Home is where the heart is

I'm coming off of a really great christmas that just exceeded my expectations. What's different this year is that I have Mikey and I've never felt the warmth and love of a family not your blood. I may have not been able to go to my home, but you know they say..."Home is where the heart is" and this is truly how I felt. In my heart it just felt right and I've never been one to believe in blessings. Lately, I can't help but to feel this way and I'd say I'm happy to be apart of the family.

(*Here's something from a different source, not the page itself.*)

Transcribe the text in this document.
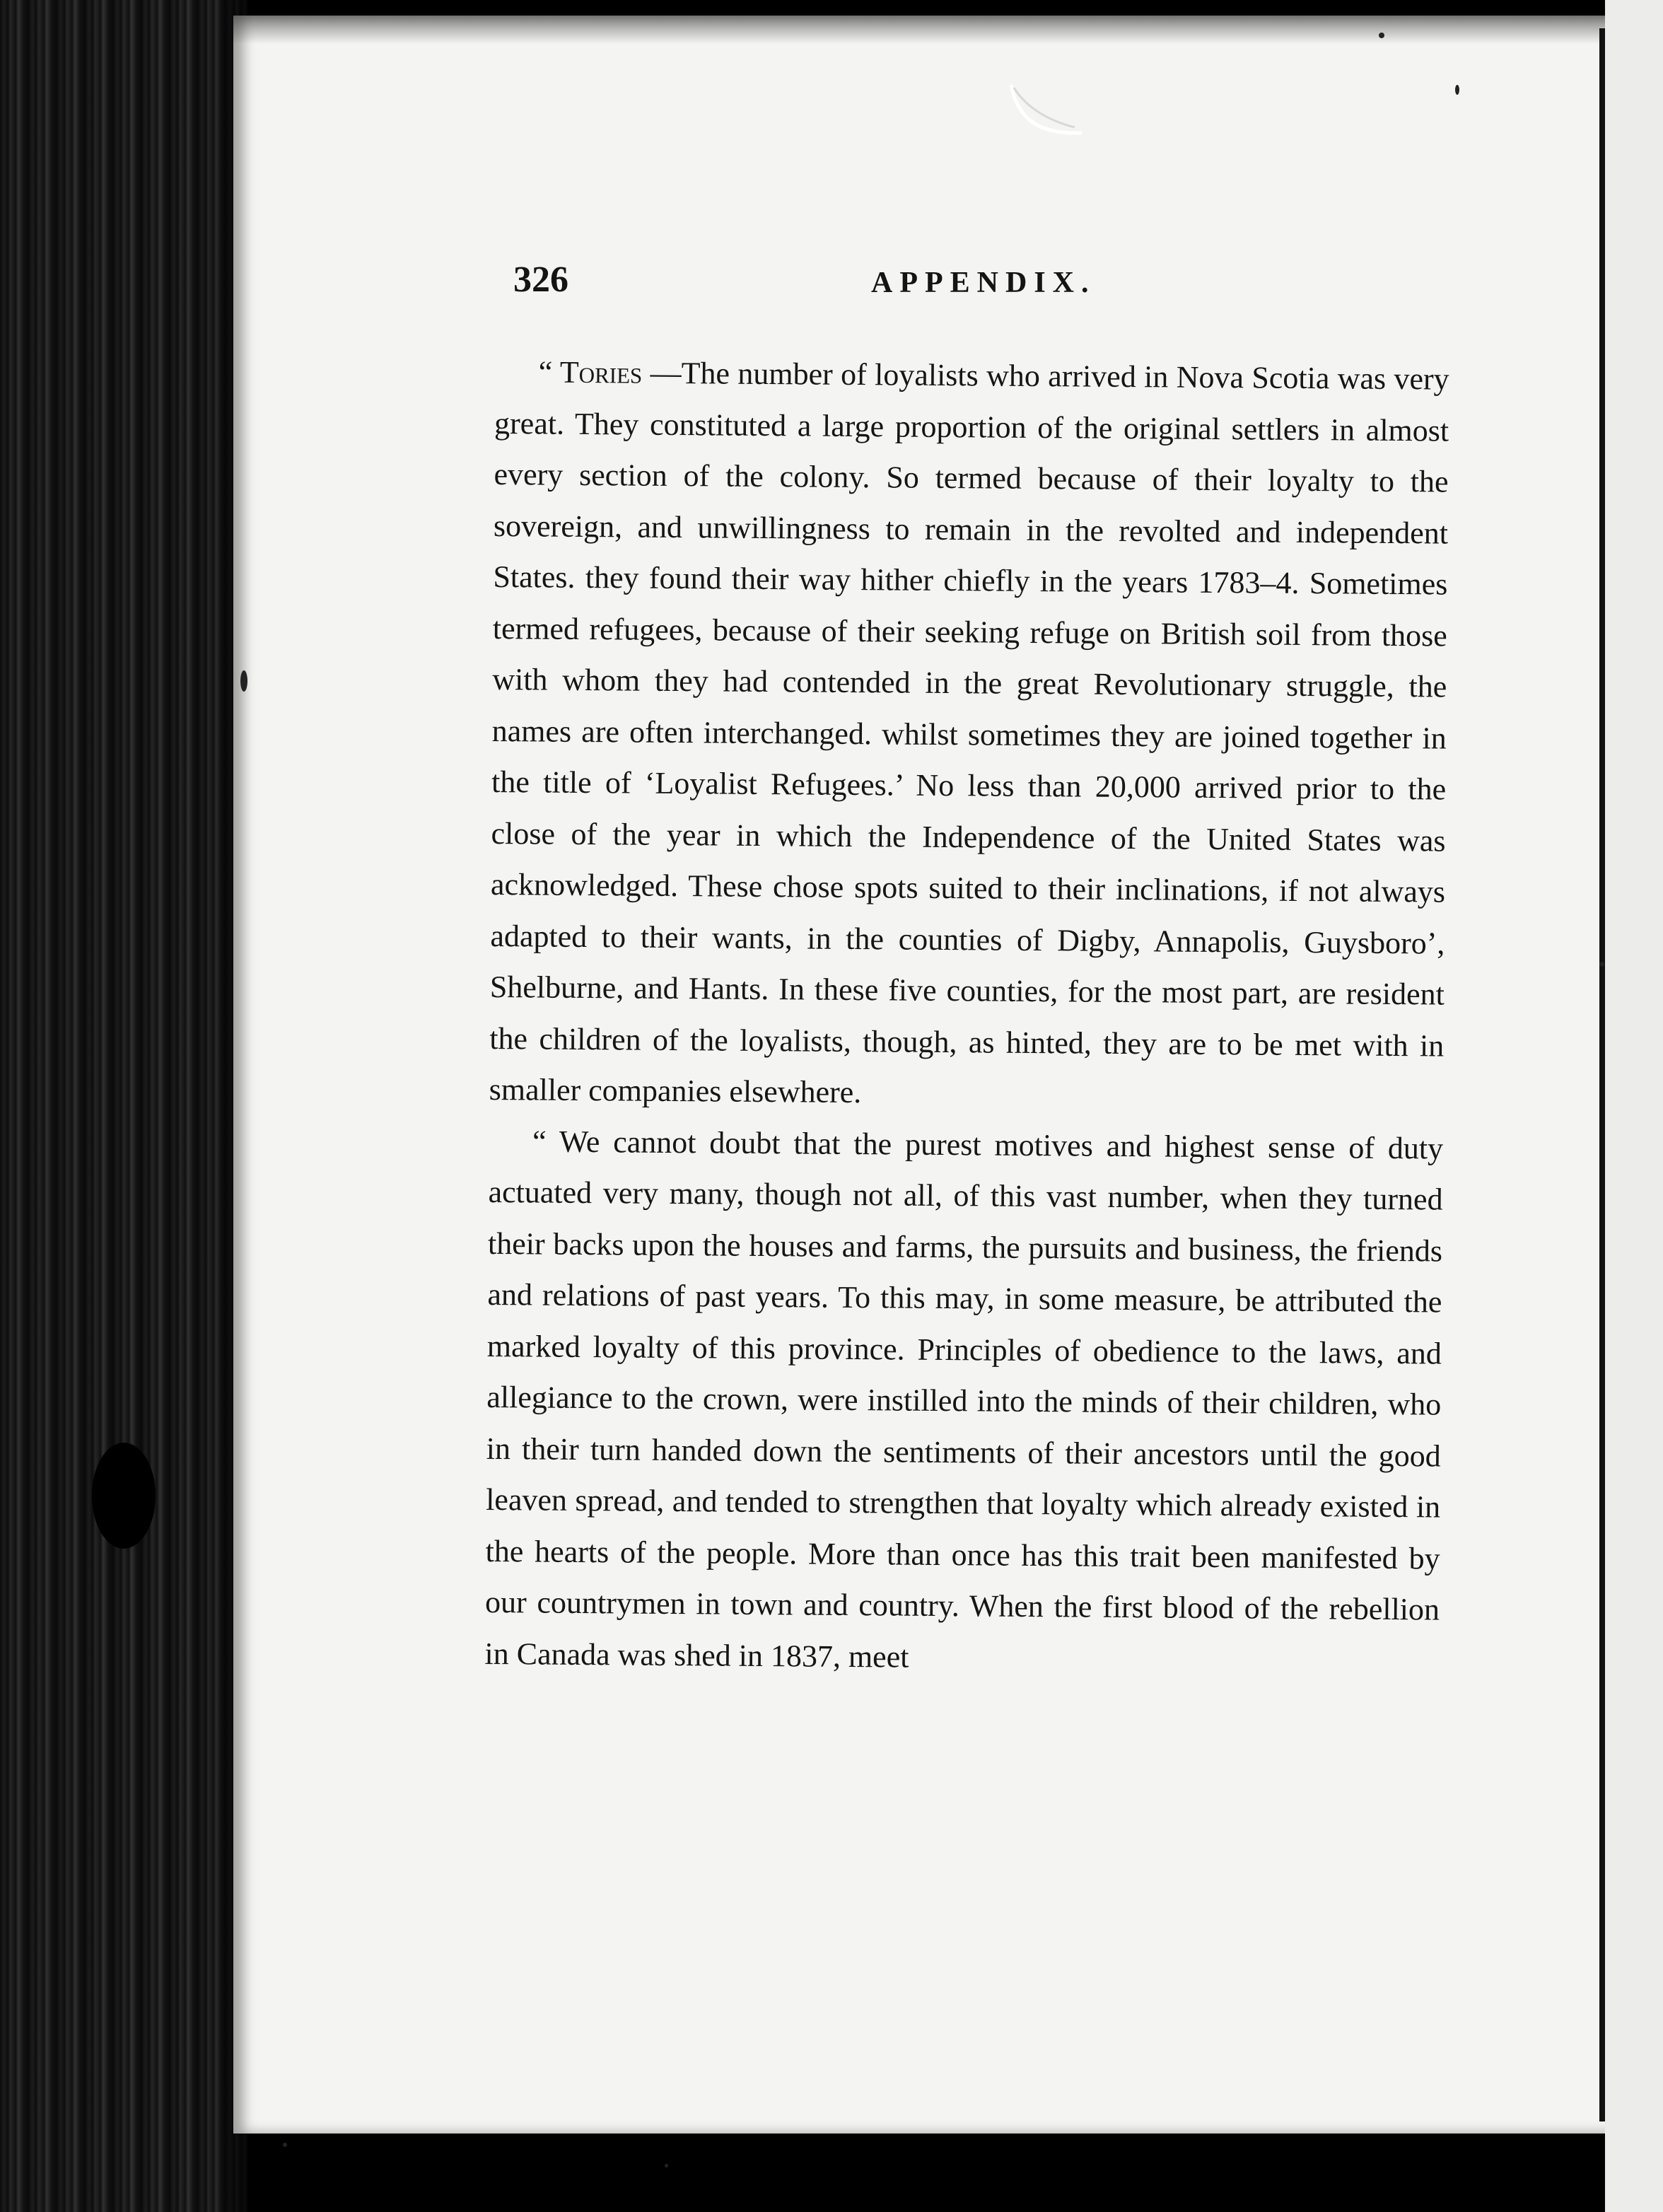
326	APPENDIX.

“ Tories —The number of loyalists who arrived in Nova Scotia was very great. They constituted a large proportion of the original settlers in almost every section of the colony. So termed because of their loyalty to the sovereign, and unwillingness to remain in the revolted and independent States. they found their way hither chiefly in the years 1783–4. Sometimes termed refugees, because of their seeking refuge on British soil from those with whom they had contended in the great Revolutionary struggle, the names are often interchanged. whilst sometimes they are joined together in the title of ‘Loyalist Refugees.’ No less than 20,000 arrived prior to the close of the year in which the Independence of the United States was acknowledged. These chose spots suited to their inclinations, if not always adapted to their wants, in the counties of Digby, Annapolis, Guysboro’, Shelburne, and Hants. In these five counties, for the most part, are resident the children of the loyalists, though, as hinted, they are to be met with in smaller companies elsewhere.

“ We cannot doubt that the purest motives and highest sense of duty actuated very many, though not all, of this vast number, when they turned their backs upon the houses and farms, the pursuits and business, the friends and relations of past years. To this may, in some measure, be attributed the marked loyalty of this province. Principles of obedience to the laws, and allegiance to the crown, were instilled into the minds of their children, who in their turn handed down the sentiments of their ancestors until the good leaven spread, and tended to strengthen that loyalty which already existed in the hearts of the people. More than once has this trait been manifested by our countrymen in town and country. When the first blood of the rebellion in Canada was shed in 1837, meet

Mikey had a great Christmas and he got to meet all of his cousins but one (we miss you Maddy). They just ate him up and it warmed my heart to see how in love they were with him, just as I am. He truly is a blessing and the best thing that could have happened to me. So we just spent the weekend enjoying each other. I also was lucky enough that I got to see my granny, uncle and brother. On the last day I was a bit sad though because I had been away from Mikey all day and I was getting a bit anxious. But I'm so glad I had the chance to see him. It had been 2 years since the last visit and he was so happy to have us there.

And now that the holidays are almost over I will be able to post more. I also of course cannot wait to get back on program and start tracking again. I'm really really anxious to drop this last 30lbs and once I stop nursing it should get somewhat easier as I will be able to drop my calories to where they need to be for the weightloss I am expecting.

So I'm super excited about starting 2010 and all the new wonderful things I have to look forward to and I hope you all are too.

2010 is the year for NO EXCUSES!! Let's do it!!

1 comment:

  1. Hey girl! SO glad your first Christmas with Mikey was an amazing one. There's something so spiritual with the babies being around.

    As for nursing and the weight loss, I'm still nursing, and Maddie will be six months old in two and a half weeks. The nursing will help the weight come off initially, but I feel like it's somewhat hindering my loss. I feel like it makes me hungrier!! 2010 is the year for no excuses...you're very right with that!